Excerpts from Anant Patil's message of 2014-12-16 07:36:58 -0800:
> On 16-Dec-14 00:59, Clint Byrum wrote:
> > Excerpts from Anant Patil's message of 2014-12-15 07:15:30 -0800:
> >> On 13-Dec-14 05:42, Zane Bitter wrote:
> >>> On 12/12/14 05:29, Murugan, Visnusaran wrote:
> >>>>
> >>>>
> >>>>> -----Original Message-----
> >>>>> From: Zane Bitter [mailto:zbitter at redhat.com]

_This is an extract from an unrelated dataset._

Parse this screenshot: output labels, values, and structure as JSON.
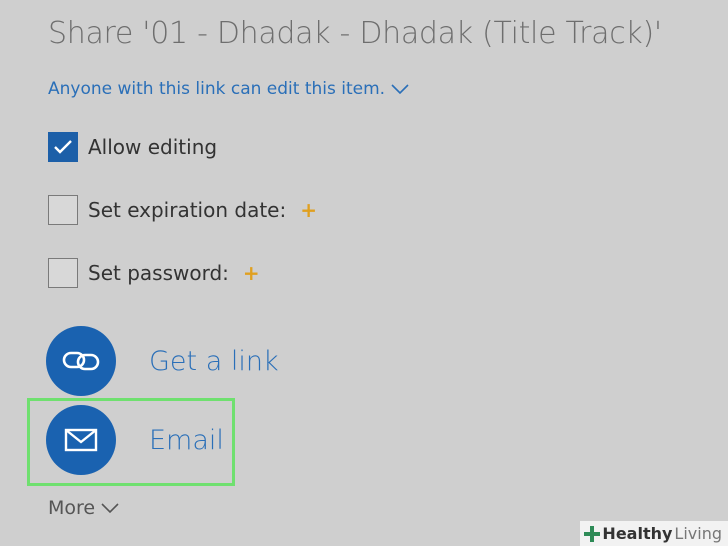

> >>>>> Sent: Friday, December 12, 2014 6:37 AM
> >>>>> To: openstack-dev at lists.openstack.org
> >>>>> Subject: Re: [openstack-dev] [Heat] Convergence proof-of-concept
> >>>>> showdown
> >>>>>
> >>>>> On 11/12/14 08:26, Murugan, Visnusaran wrote:
> >>>>>>>> [Murugan, Visnusaran]
> >>>>>>>> In case of rollback where we have to cleanup earlier version of
> >>>>>>>> resources,
> >>>>>>> we could get the order from old template. We'd prefer not to have a
> >>>>>>> graph table.
> >>>>>>>
> >>>>>>> In theory you could get it by keeping old templates around. But that
> >>>>>>> means keeping a lot of templates, and it will be hard to keep track
> >>>>>>> of when you want to delete them. It also means that when starting an
> >>>>>>> update you'll need to load every existing previous version of the
> >>>>>>> template in order to calculate the dependencies. It also leaves the
> >>>>>>> dependencies in an ambiguous state when a resource fails, and
> >>>>>>> although that can be worked around it will be a giant pain to implement.
> >>>>>>>
> >>>>>>
> >>>>>> Agree that looking to all templates for a delete is not good. But
> >>>>>> baring Complexity, we feel we could achieve it by way of having an
> >>>>>> update and a delete stream for a stack update operation. I will
> >>>>>> elaborate in detail in the etherpad sometime tomorrow :)
> >>>>>>
> >>>>>>> I agree that I'd prefer not to have a graph table. After trying a
> >>>>>>> couple of different things I decided to store the dependencies in the
> >>>>>>> Resource table, where we can read or write them virtually for free
> >>>>>>> because it turns out that we are always reading or updating the
> >>>>>>> Resource itself at exactly the same time anyway.
> >>>>>>>
> >>>>>>
> >>>>>> Not sure how this will work in an update scenario when a resource does
> >>>>>> not change and its dependencies do.
> >>>>>
> >>>>> We'll always update the requirements, even when the properties don't
> >>>>> change.
> >>>>>
> >>>>
> >>>> Can you elaborate a bit on rollback.
> >>>
> >>> I didn't do anything special to handle rollback. It's possible that we 
> >>> need to - obviously the difference in the UpdateReplace + rollback case 
> >>> is that the replaced resource is now the one we want to keep, and yet 
> >>> the replaced_by/replaces dependency will force the newer (replacement) 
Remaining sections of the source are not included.